The last area we looked at was the action options. In our testing, we simply asked the firewalls to block traffic. But in the case of web-based applications, the network manager might want to intercept the request and display a page to the end user indicating that security policy prohibited the transaction.
The Check Point Security Gateway, which integrated URL filtering with application identification, was the only product that included this feature. The Security Gateway actually goes further than that, allowing the next-generation application identification rule to have an action that displays the "page blocked" message while allowing the user to click on through after acknowledging a warning.
We found other options as well. For example, SonicWall and Fortinet let an application rule apply some QoS settings, such as limiting traffic (in the case of bandwidth wasters, for example) or guaranteeing traffic (in the case of VoIP or video conferencing).

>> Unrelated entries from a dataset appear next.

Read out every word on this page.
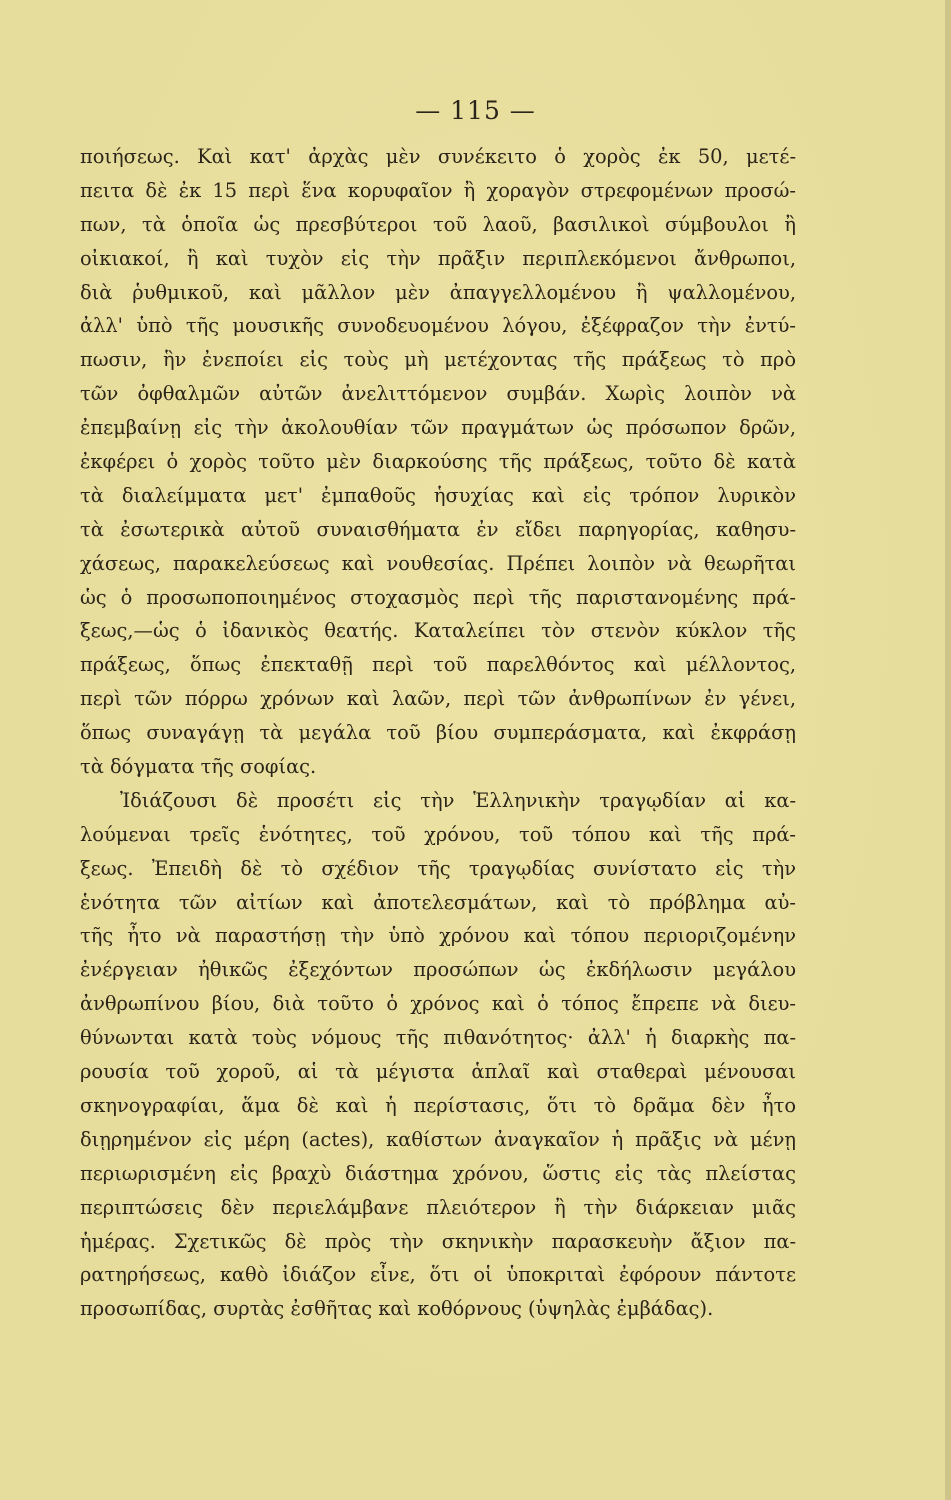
— 115 —
ποιήσεως. Καὶ κατ' ἀρχὰς μὲν συνέκειτο ὁ χορὸς ἐκ 50, μετέ-
πειτα δὲ ἐκ 15 περὶ ἕνα κορυφαῖον ἢ χοραγὸν στρεφομένων προσώ-
πων, τὰ ὁποῖα ὡς πρεσβύτεροι τοῦ λαοῦ, βασιλικοὶ σύμβουλοι ἢ
οἰκιακοί, ἢ καὶ τυχὸν εἰς τὴν πρᾶξιν περιπλεκόμενοι ἄνθρωποι,
διὰ ῥυθμικοῦ, καὶ μᾶλλον μὲν ἀπαγγελλομένου ἢ ψαλλομένου,
ἀλλ' ὑπὸ τῆς μουσικῆς συνοδευομένου λόγου, ἐξέφραζον τὴν ἐντύ-
πωσιν, ἣν ἐνεποίει εἰς τοὺς μὴ μετέχοντας τῆς πράξεως τὸ πρὸ
τῶν ὀφθαλμῶν αὐτῶν ἀνελιττόμενον συμβάν. Χωρὶς λοιπὸν νὰ
ἐπεμβαίνῃ εἰς τὴν ἀκολουθίαν τῶν πραγμάτων ὡς πρόσωπον δρῶν,
ἐκφέρει ὁ χορὸς τοῦτο μὲν διαρκούσης τῆς πράξεως, τοῦτο δὲ κατὰ
τὰ διαλείμματα μετ' ἐμπαθοῦς ἡσυχίας καὶ εἰς τρόπον λυρικὸν
τὰ ἐσωτερικὰ αὐτοῦ συναισθήματα ἐν εἴδει παρηγορίας, καθησυ-
χάσεως, παρακελεύσεως καὶ νουθεσίας. Πρέπει λοιπὸν νὰ θεωρῆται
ὡς ὁ προσωποποιημένος στοχασμὸς περὶ τῆς παριστανομένης πρά-
ξεως,—ὡς ὁ ἰδανικὸς θεατής. Καταλείπει τὸν στενὸν κύκλον τῆς
πράξεως, ὅπως ἐπεκταθῇ περὶ τοῦ παρελθόντος καὶ μέλλοντος,
περὶ τῶν πόρρω χρόνων καὶ λαῶν, περὶ τῶν ἀνθρωπίνων ἐν γένει,
ὅπως συναγάγῃ τὰ μεγάλα τοῦ βίου συμπεράσματα, καὶ ἐκφράσῃ
τὰ δόγματα τῆς σοφίας.
Ἰδιάζουσι δὲ προσέτι εἰς τὴν Ἑλληνικὴν τραγῳδίαν αἱ κα-
λούμεναι τρεῖς ἑνότητες, τοῦ χρόνου, τοῦ τόπου καὶ τῆς πρά-
ξεως. Ἐπειδὴ δὲ τὸ σχέδιον τῆς τραγῳδίας συνίστατο εἰς τὴν
ἑνότητα τῶν αἰτίων καὶ ἀποτελεσμάτων, καὶ τὸ πρόβλημα αὐ-
τῆς ἦτο νὰ παραστήσῃ τὴν ὑπὸ χρόνου καὶ τόπου περιοριζομένην
ἐνέργειαν ἠθικῶς ἐξεχόντων προσώπων ὡς ἐκδήλωσιν μεγάλου
ἀνθρωπίνου βίου, διὰ τοῦτο ὁ χρόνος καὶ ὁ τόπος ἔπρεπε νὰ διευ-
θύνωνται κατὰ τοὺς νόμους τῆς πιθανότητος· ἀλλ' ἡ διαρκὴς πα-
ρουσία τοῦ χοροῦ, αἱ τὰ μέγιστα ἁπλαῖ καὶ σταθεραὶ μένουσαι
σκηνογραφίαι, ἅμα δὲ καὶ ἡ περίστασις, ὅτι τὸ δρᾶμα δὲν ἦτο
διῃρημένον εἰς μέρη (actes), καθίστων ἀναγκαῖον ἡ πρᾶξις νὰ μένῃ
περιωρισμένη εἰς βραχὺ διάστημα χρόνου, ὥστις εἰς τὰς πλείστας
περιπτώσεις δὲν περιελάμβανε πλειότερον ἢ τὴν διάρκειαν μιᾶς
ἡμέρας. Σχετικῶς δὲ πρὸς τὴν σκηνικὴν παρασκευὴν ἄξιον πα-
ρατηρήσεως, καθὸ ἰδιάζον εἶνε, ὅτι οἱ ὑποκριταὶ ἐφόρουν πάντοτε
προσωπίδας, συρτὰς ἐσθῆτας καὶ κοθόρνους (ὑψηλὰς ἐμβάδας).
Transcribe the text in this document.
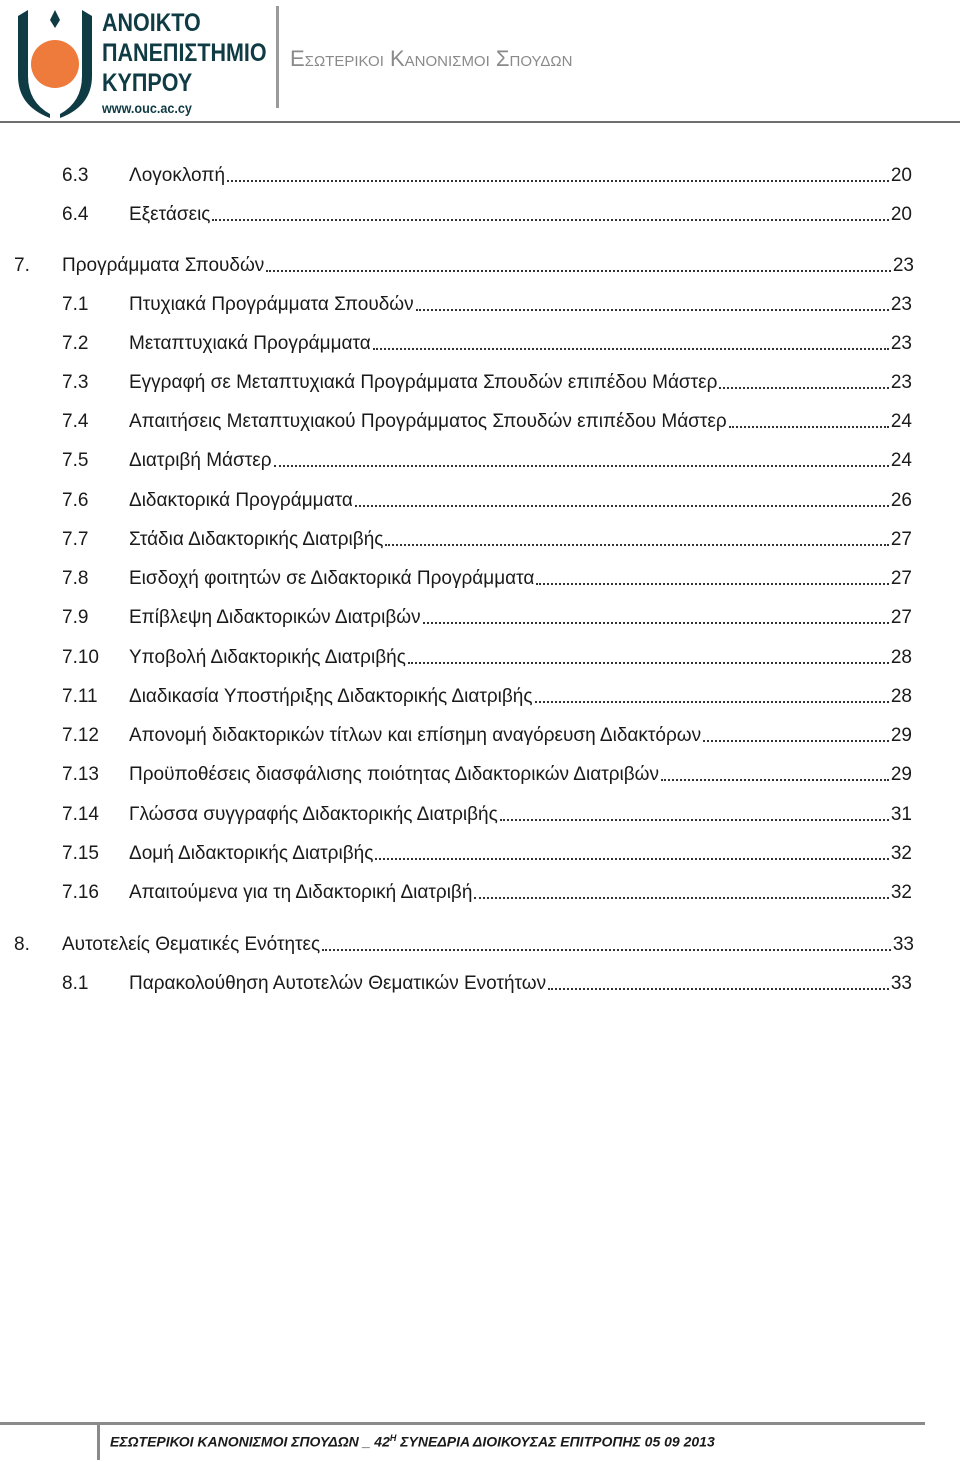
ΑΝΟΙΚΤΟ
ΠΑΝΕΠΙΣΤΗΜΙΟ
ΚΥΠΡΟΥ
www.ouc.ac.cy
Εσωτερικοι Κανονισμοι Σπουδων
6.3	Λογοκλοπή	20
6.4	Εξετάσεις	20
7.	Προγράμματα Σπουδών	23
7.1	Πτυχιακά Προγράμματα Σπουδών	23
7.2	Μεταπτυχιακά Προγράμματα	23
7.3	Εγγραφή σε Μεταπτυχιακά Προγράμματα Σπουδών επιπέδου Μάστερ	23
7.4	Απαιτήσεις Μεταπτυχιακού Προγράμματος Σπουδών επιπέδου Μάστερ	24
7.5	Διατριβή Μάστερ	24
7.6	Διδακτορικά Προγράμματα	26
7.7	Στάδια Διδακτορικής Διατριβής	27
7.8	Εισδοχή φοιτητών σε Διδακτορικά Προγράμματα	27
7.9	Επίβλεψη Διδακτορικών Διατριβών	27
7.10	Υποβολή Διδακτορικής Διατριβής	28
7.11	Διαδικασία Υποστήριξης Διδακτορικής Διατριβής	28
7.12	Απονομή διδακτορικών τίτλων και επίσημη αναγόρευση Διδακτόρων	29
7.13	Προϋποθέσεις διασφάλισης ποιότητας Διδακτορικών Διατριβών	29
7.14	Γλώσσα συγγραφής Διδακτορικής Διατριβής	31
7.15	Δομή Διδακτορικής Διατριβής	32
7.16	Απαιτούμενα για τη Διδακτορική Διατριβή	32
8.	Αυτοτελείς Θεματικές Ενότητες	33
8.1	Παρακολούθηση Αυτοτελών Θεματικών Ενοτήτων	33
ΕΣΩΤΕΡΙΚΟΙ ΚΑΝΟΝΙΣΜΟΙ ΣΠΟΥΔΩΝ _ $42^H$ ΣΥΝΕΔΡΙΑ ΔΙΟΙΚΟΥΣΑΣ ΕΠΙΤΡΟΠΗΣ 05 09 2013
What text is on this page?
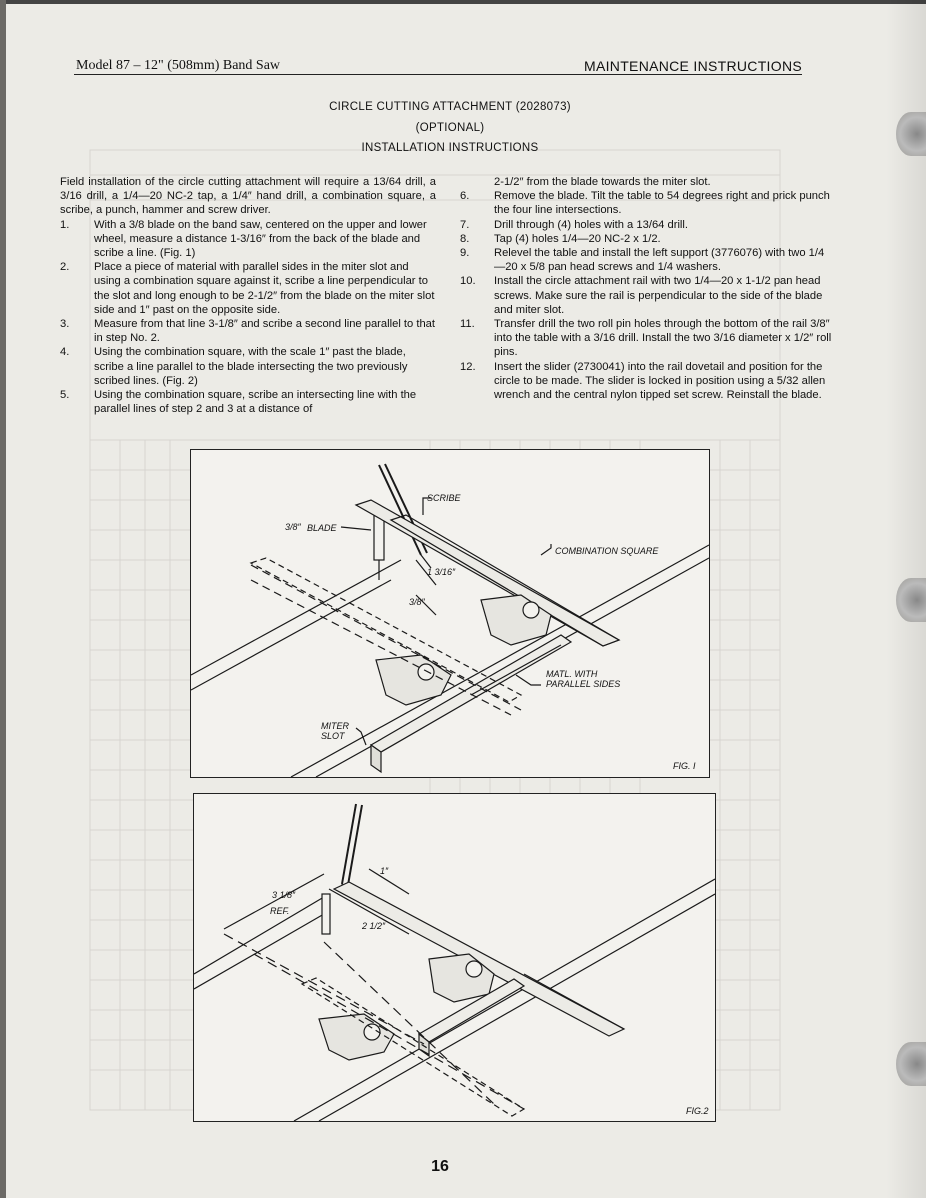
Model 87 – 12" (508mm) Band Saw	MAINTENANCE INSTRUCTIONS
CIRCLE CUTTING ATTACHMENT (2028073)
(OPTIONAL)
INSTALLATION INSTRUCTIONS

Field installation of the circle cutting attachment will require a 13/64 drill, a 3/16 drill, a 1/4—20 NC-2 tap, a 1/4″ hand drill, a combination square, a scribe, a punch, hammer and screw driver.

1. With a 3/8 blade on the band saw, centered on the upper and lower wheel, measure a distance 1-3/16″ from the back of the blade and scribe a line. (Fig. 1)
2. Place a piece of material with parallel sides in the miter slot and using a combination square against it, scribe a line perpendicular to the slot and long enough to be 2-1/2″ from the blade on the miter slot side and 1″ past on the opposite side.
3. Measure from that line 3-1/8″ and scribe a second line parallel to that in step No. 2.
4. Using the combination square, with the scale 1″ past the blade, scribe a line parallel to the blade intersecting the two previously scribed lines. (Fig. 2)
5. Using the combination square, scribe an intersecting line with the parallel lines of step 2 and 3 at a distance of

2-1/2″ from the blade towards the miter slot.

6. Remove the blade. Tilt the table to 54 degrees right and prick punch the four line intersections.
7. Drill through (4) holes with a 13/64 drill.
8. Tap (4) holes 1/4—20 NC-2 x 1/2.
9. Relevel the table and install the left support (3776076) with two 1/4—20 x 5/8 pan head screws and 1/4 washers.
10. Install the circle attachment rail with two 1/4—20 x 1-1/2 pan head screws. Make sure the rail is perpendicular to the side of the blade and miter slot.
11. Transfer drill the two roll pin holes through the bottom of the rail 3/8″ into the table with a 3/16 drill. Install the two 3/16 diameter x 1/2″ roll pins.
12. Insert the slider (2730041) into the rail dovetail and position for the circle to be made. The slider is locked in position using a 5/32 allen wrench and the central nylon tipped set screw. Reinstall the blade.
SCRIBE
3/8″ BLADE
COMBINATION SQUARE
1 3/16″
3/8″
MATL. WITH
PARALLEL SIDES
MITER
SLOT
FIG. I
3 1/8″
REF.
1″
2 1/2″
FIG.2
16
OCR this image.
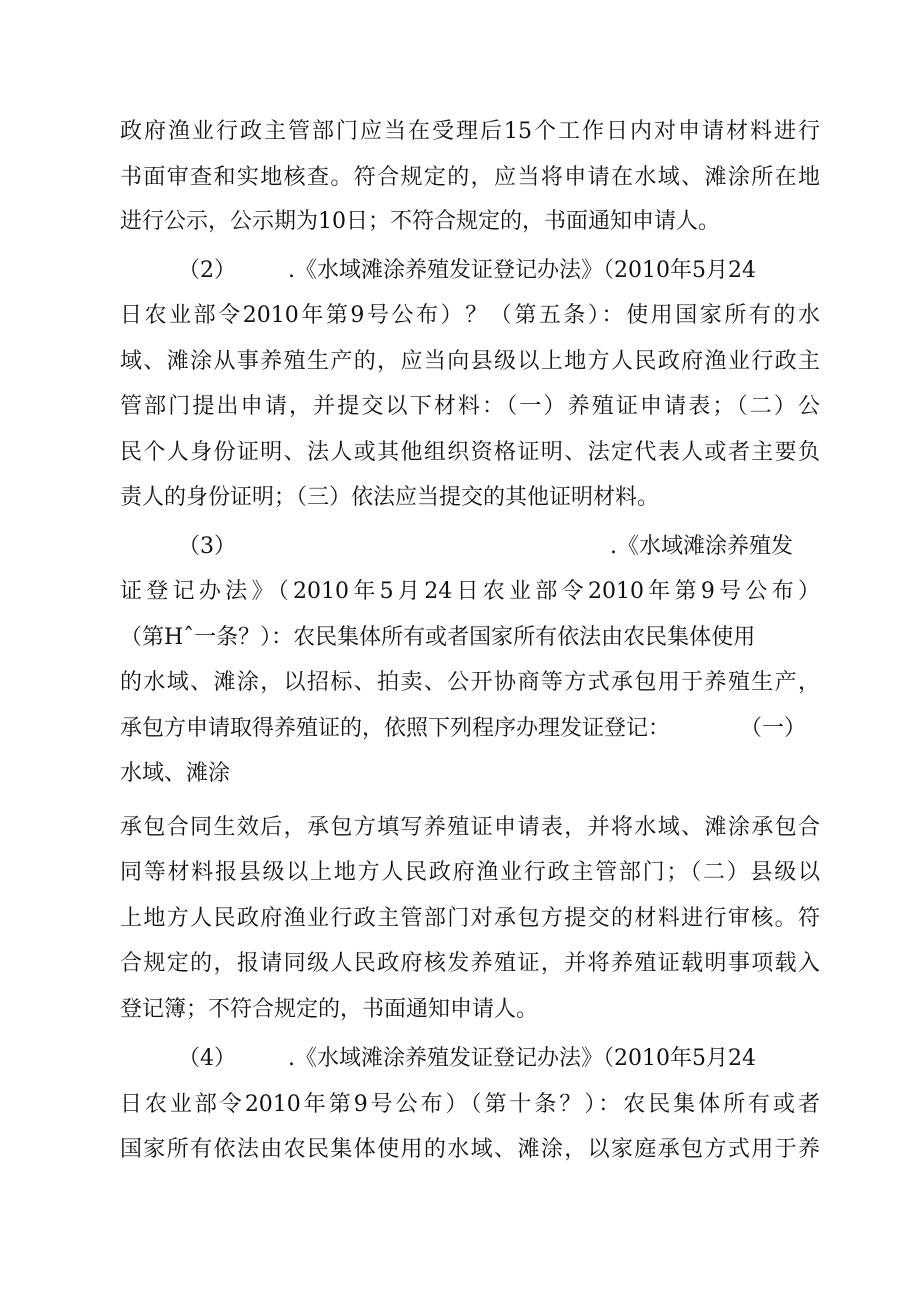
政府渔业行政主管部门应当在受理后15个工作日内对申请材料进行
书面审查和实地核查。符合规定的，应当将申请在水域、滩涂所在地
进行公示，公示期为10日；不符合规定的，书面通知申请人。
（2） .《水域滩涂养殖发证登记办法》（2010年5月24
日农业部令2010年第9号公布）？（第五条）：使用国家所有的水
域、滩涂从事养殖生产的，应当向县级以上地方人民政府渔业行政主
管部门提出申请，并提交以下材料：（一）养殖证申请表；（二）公
民个人身份证明、法人或其他组织资格证明、法定代表人或者主要负
责人的身份证明；（三）依法应当提交的其他证明材料。
（3）	.《水域滩涂养殖发
证登记办法》（2010年5月24日农业部令2010年第9号公布）
（第Hˆ一条？）：农民集体所有或者国家所有依法由农民集体使用
的水域、滩涂，以招标、拍卖、公开协商等方式承包用于养殖生产，
承包方申请取得养殖证的，依照下列程序办理发证登记：	（一）
水域、滩涂
承包合同生效后，承包方填写养殖证申请表，并将水域、滩涂承包合
同等材料报县级以上地方人民政府渔业行政主管部门；（二）县级以
上地方人民政府渔业行政主管部门对承包方提交的材料进行审核。符
合规定的，报请同级人民政府核发养殖证，并将养殖证载明事项载入
登记簿；不符合规定的，书面通知申请人。
（4） .《水域滩涂养殖发证登记办法》（2010年5月24
日农业部令2010年第9号公布）（第十条？）：农民集体所有或者
国家所有依法由农民集体使用的水域、滩涂，以家庭承包方式用于养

Both also allow an action of "log packets" to save a transaction for later analysis.
When it comes to actually identifying and blocking applications, what we would prefer is a hypothetical product mixing two of the devices we tested: the SonicWall SonicOS engine configured by the Check Point Security Gateway management system. In the absence of such a mythical beast, SonicWall did the best job of identifying and controlling applications, but we found room for improvement in everything we tested.
Of course, application awareness is the icing on the cake for next-generation firewalls, which also have to handle all of the other basic tasks associated with a state-of-the-art firewall. In other sections we delve into those other functions, which we've divided into network visibility, SSL decryption, IPS, UTM and basic firewall blocking and tackling.